While stocks soared almost unprecedentedly higher in January before collapsing in February, market valuations did not peak two weeks ago…

In fact, equity market P/E actually peaked back on December 18th, the day before Trump Tax Bill passed The Senate.

This was a pleasant surprise to Morgan Stanley’s Equity Strategy group, because, as they write in a new note today, “we always viewed the tax passage as a likely place for the rally to take a pause.”Of course, that didn’t happen as earnings revisions far outweighed the multiple compression.

Nevertheless, MS’ Michael Wilson writes:

We find it instructive and rational that the market multiple did in fact peak that day. It also makes us feel a little better than our instinct was right even if our call for a market pause was wrong!

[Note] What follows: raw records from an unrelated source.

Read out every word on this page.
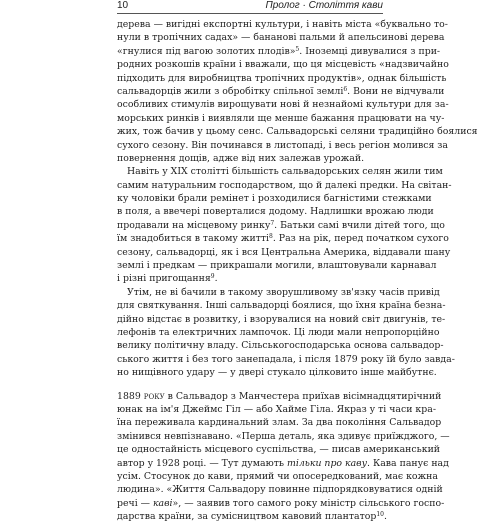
10	Пролог · Століття кави
дерева — вигідні експортні культури, і навіть міста «буквально то-
нули в тропічних садах» — бананові пальми й апельсинові дерева
«гнулися під вагою золотих плодів»$^5$. Іноземці дивувалися з при-
родних розкошів країни і вважали, що ця місцевість «надзвичайно
підходить для виробництва тропічних продуктів», однак більшість
сальвадорців жили з обробітку спільної землі$^6$. Вони не відчували
особливих стимулів вирощувати нові й незнайомі культури для за-
морських ринків і виявляли ще менше бажання працювати на чу-
жих, тож бачив у цьому сенс. Сальвадорські селяни традиційно боялися
сухого сезону. Він починався в листопаді, і весь регіон молився за
повернення дощів, адже від них залежав урожай.
Навіть у XIX столітті більшість сальвадорських селян жили тим
самим натуральним господарством, що й далекі предки. На світан-
ку чоловіки брали ремінет і розходилися багністими стежками
в поля, а ввечері поверталися додому. Надлишки врожаю люди
продавали на місцевому ринку$^7$. Батьки самі вчили дітей того, що
їм знадобиться в такому житті$^8$. Раз на рік, перед початком сухого
сезону, сальвадорці, як і вся Центральна Америка, віддавали шану
землі і предкам — прикрашали могили, влаштовували карнавал
і різні пригощання$^9$.
Утім, не ві бачили в такому зворушливому зв'язку часів привід
для святкування. Інші сальвадорці боялися, що їхня країна безна-
дійно відстає в розвитку, і взорувалися на новий світ двигунів, те-
лефонів та електричних лампочок. Ці люди мали непропорційно
велику політичну владу. Сільськогосподарська основа сальвадор-
ського життя і без того занепадала, і після 1879 року їй було завда-
но нищівного удару — у двері стукало цілковито інше майбутнє.
1889 року в Сальвадор з Манчестера приїхав вісімнадцятирічний
юнак на ім'я Джеймс Гіл — або Хайме Гіла. Якраз у ті часи кра-
їна переживала кардинальний злам. За два покоління Сальвадор
змінився невпізнавано. «Перша деталь, яка здивує приїжджого, —
це одностайність місцевого суспільства, — писав американський
автор у 1928 році. — Тут думають тільки про каву. Кава панує над
усім. Стосунок до кави, прямий чи опосередкований, має кожна
людина». «Життя Сальвадору повинне підпорядковуватися одній
речі — каві», — заявив того самого року міністр сільського госпо-
дарства країни, за сумісництвом кавовий плантатор$^{10}$.
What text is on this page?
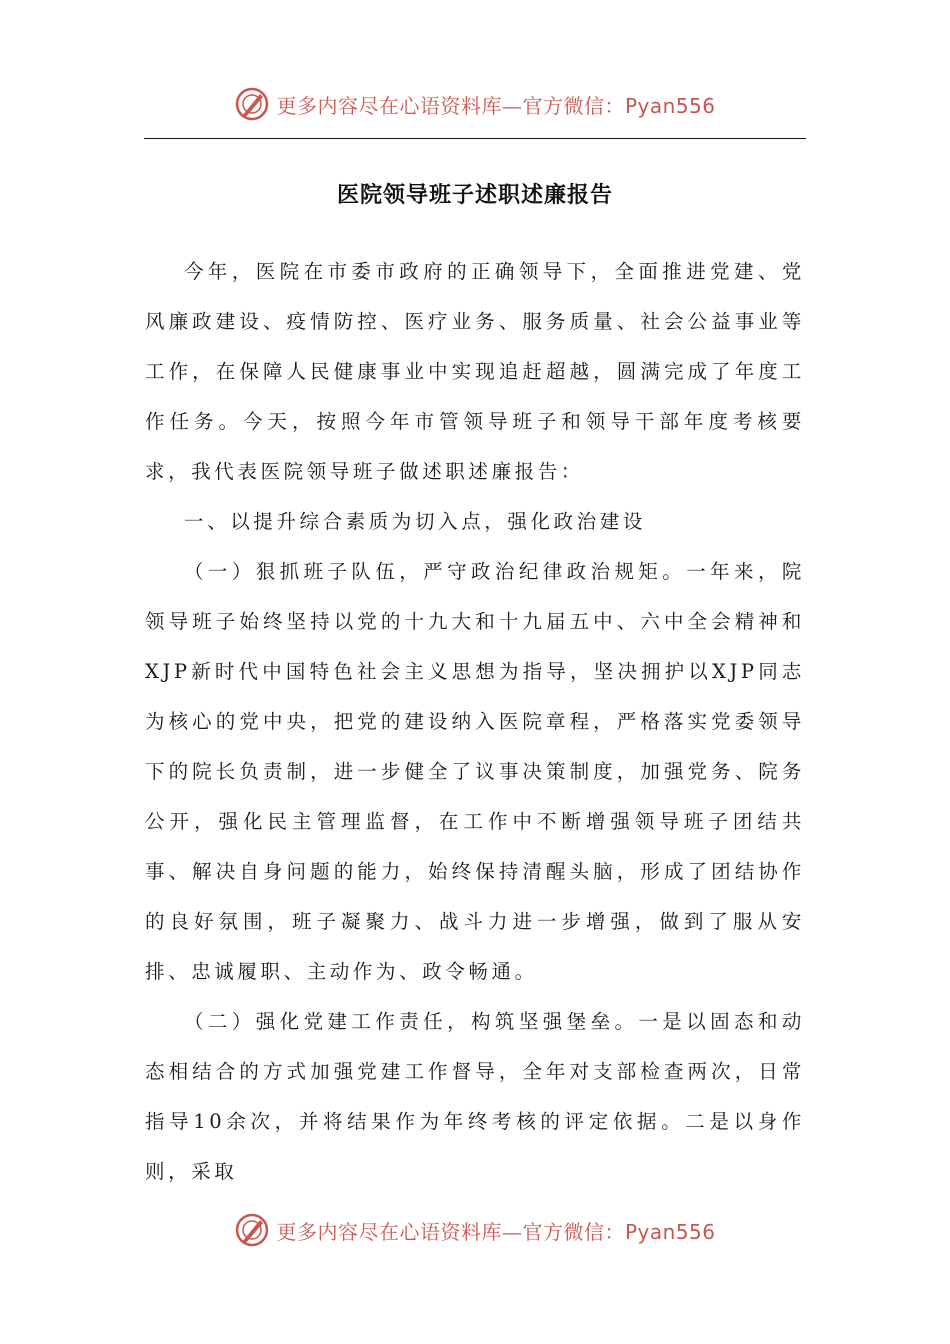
更多内容尽在心语资料库—官方微信：Pyan556
医院领导班子述职述廉报告

今年，医院在市委市政府的正确领导下，全面推进党建、党风廉政建设、疫情防控、医疗业务、服务质量、社会公益事业等工作，在保障人民健康事业中实现追赶超越，圆满完成了年度工作任务。今天，按照今年市管领导班子和领导干部年度考核要求，我代表医院领导班子做述职述廉报告：

一、以提升综合素质为切入点，强化政治建设

（一）狠抓班子队伍，严守政治纪律政治规矩。一年来，院领导班子始终坚持以党的十九大和十九届五中、六中全会精神和XJP新时代中国特色社会主义思想为指导，坚决拥护以XJP同志为核心的党中央，把党的建设纳入医院章程，严格落实党委领导下的院长负责制，进一步健全了议事决策制度，加强党务、院务公开，强化民主管理监督，在工作中不断增强领导班子团结共事、解决自身问题的能力，始终保持清醒头脑，形成了团结协作的良好氛围，班子凝聚力、战斗力进一步增强，做到了服从安排、忠诚履职、主动作为、政令畅通。

（二）强化党建工作责任，构筑坚强堡垒。一是以固态和动态相结合的方式加强党建工作督导，全年对支部检查两次，日常指导10余次，并将结果作为年终考核的评定依据。二是以身作则，采取

更多内容尽在心语资料库—官方微信：Pyan556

Furthermore, we find it instructive that Bitcoin also peaked on December 18th.

Coincidence? We don’t think so.

Instead, we think the passage of tax cuts coincided with peak excitement, at least in terms of price/valuation and “speculation” as represented by things like Bitcoin.

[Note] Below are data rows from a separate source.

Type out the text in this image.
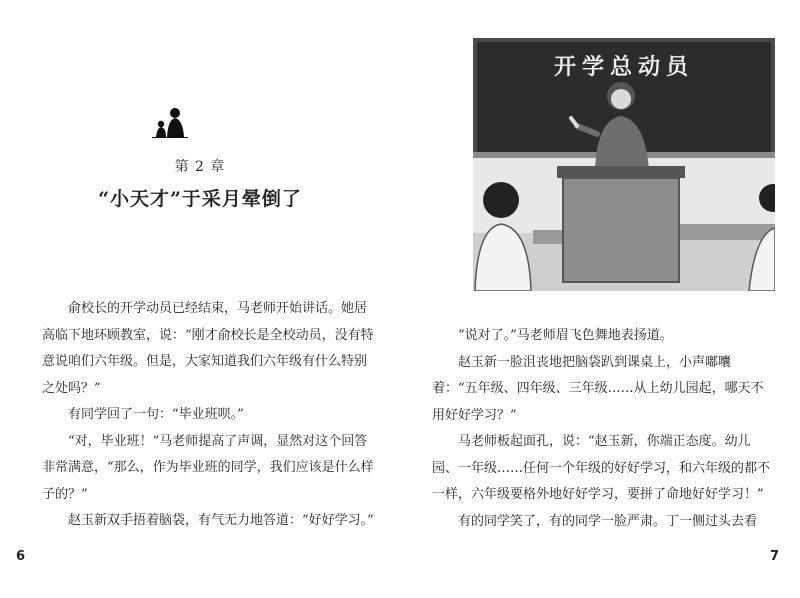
第 2 章
“小天才”于采月晕倒了

俞校长的开学动员已经结束，马老师开始讲话。她居高临下地环顾教室，说：“刚才俞校长是全校动员，没有特意说咱们六年级。但是，大家知道我们六年级有什么特别之处吗？”

有同学回了一句：“毕业班呗。”

“对，毕业班！”马老师提高了声调，显然对这个回答非常满意，“那么，作为毕业班的同学，我们应该是什么样子的？”

赵玉新双手捂着脑袋，有气无力地答道：“好好学习。”

6
开学总动员

“说对了。”马老师眉飞色舞地表扬道。

赵玉新一脸沮丧地把脑袋趴到课桌上，小声嘟囔着：“五年级、四年级、三年级……从上幼儿园起，哪天不用好好学习？”

马老师板起面孔，说：“赵玉新，你端正态度。幼儿园、一年级……任何一个年级的好好学习，和六年级的都不一样，六年级要格外地好好学习，要拼了命地好好学习！”

有的同学笑了，有的同学一脸严肃。丁一侧过头去看

7
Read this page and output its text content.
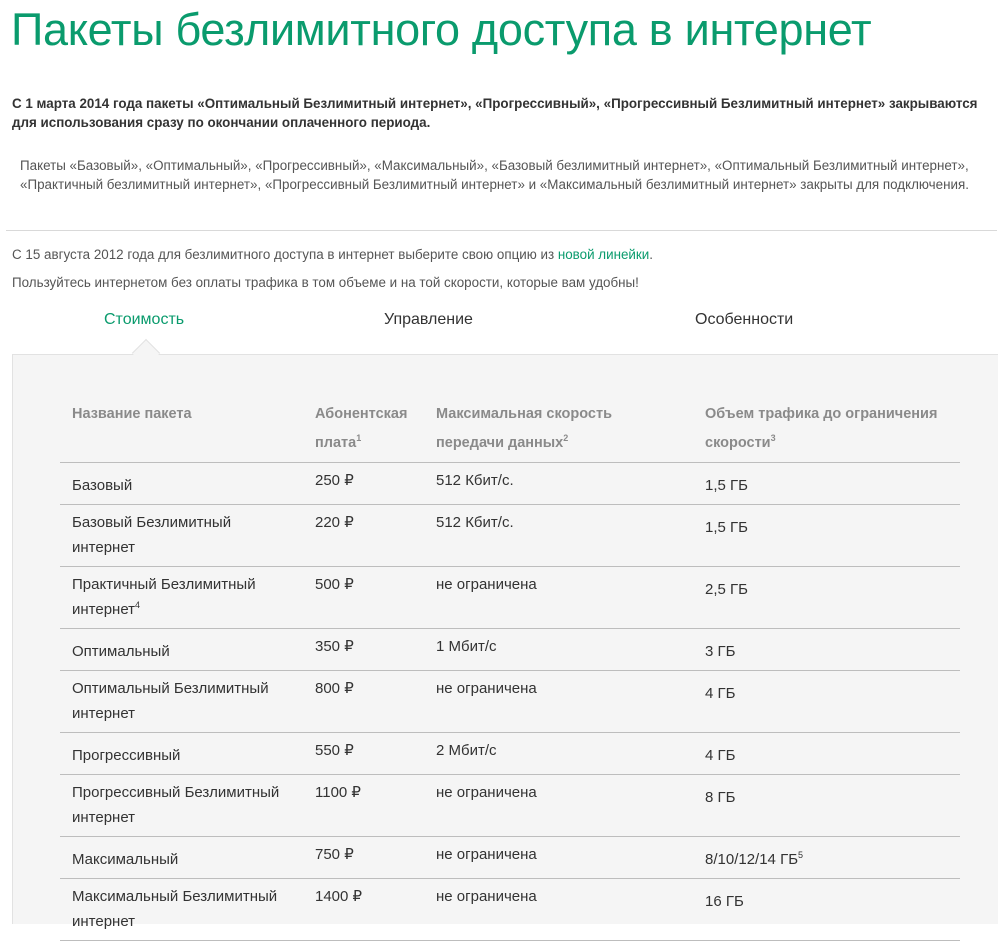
Пакеты безлимитного доступа в интернет
С 1 марта 2014 года пакеты «Оптимальный Безлимитный интернет», «Прогрессивный», «Прогрессивный Безлимитный интернет» закрываются для использования сразу по окончании оплаченного периода.
Пакеты «Базовый», «Оптимальный», «Прогрессивный», «Максимальный», «Базовый безлимитный интернет», «Оптимальный Безлимитный интернет», «Практичный безлимитный интернет», «Прогрессивный Безлимитный интернет» и «Максимальный безлимитный интернет» закрыты для подключения.
С 15 августа 2012 года для безлимитного доступа в интернет выберите свою опцию из новой линейки.
Пользуйтесь интернетом без оплаты трафика в том объеме и на той скорости, которые вам удобны!
Стоимость	Управление	Особенности
Название пакета	Абонентская плата$^1$	Максимальная скорость передачи данных$^2$	Объем трафика до ограничения скорости$^3$
Базовый	250 ₽	512 Кбит/с.	1,5 ГБ
Базовый Безлимитный интернет	220 ₽	512 Кбит/с.	1,5 ГБ
Практичный Безлимитный интернет$^4$	500 ₽	не ограничена	2,5 ГБ
Оптимальный	350 ₽	1 Мбит/с	3 ГБ
Оптимальный Безлимитный интернет	800 ₽	не ограничена	4 ГБ
Прогрессивный	550 ₽	2 Мбит/с	4 ГБ
Прогрессивный Безлимитный интернет	1100 ₽	не ограничена	8 ГБ
Максимальный	750 ₽	не ограничена	8/10/12/14 $ГБ^5$
Максимальный Безлимитный интернет	1400 ₽	не ограничена	16 ГБ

Morgan Stanley notes that their expectations of rising equity vol led by rates/FX vol and earnings estimate dispersion, are playing out, which they suggest should lead to lower multiples on higher, albeit lower quality, EPS driven by tax cuts but accompanied by falling operating margins.

Finally, they conclude, this vol shock/liquidity event has likely taken valuations too low at this point but realize such events have a way of overshooting to the downside which is why we have advocated patience in buying this dip.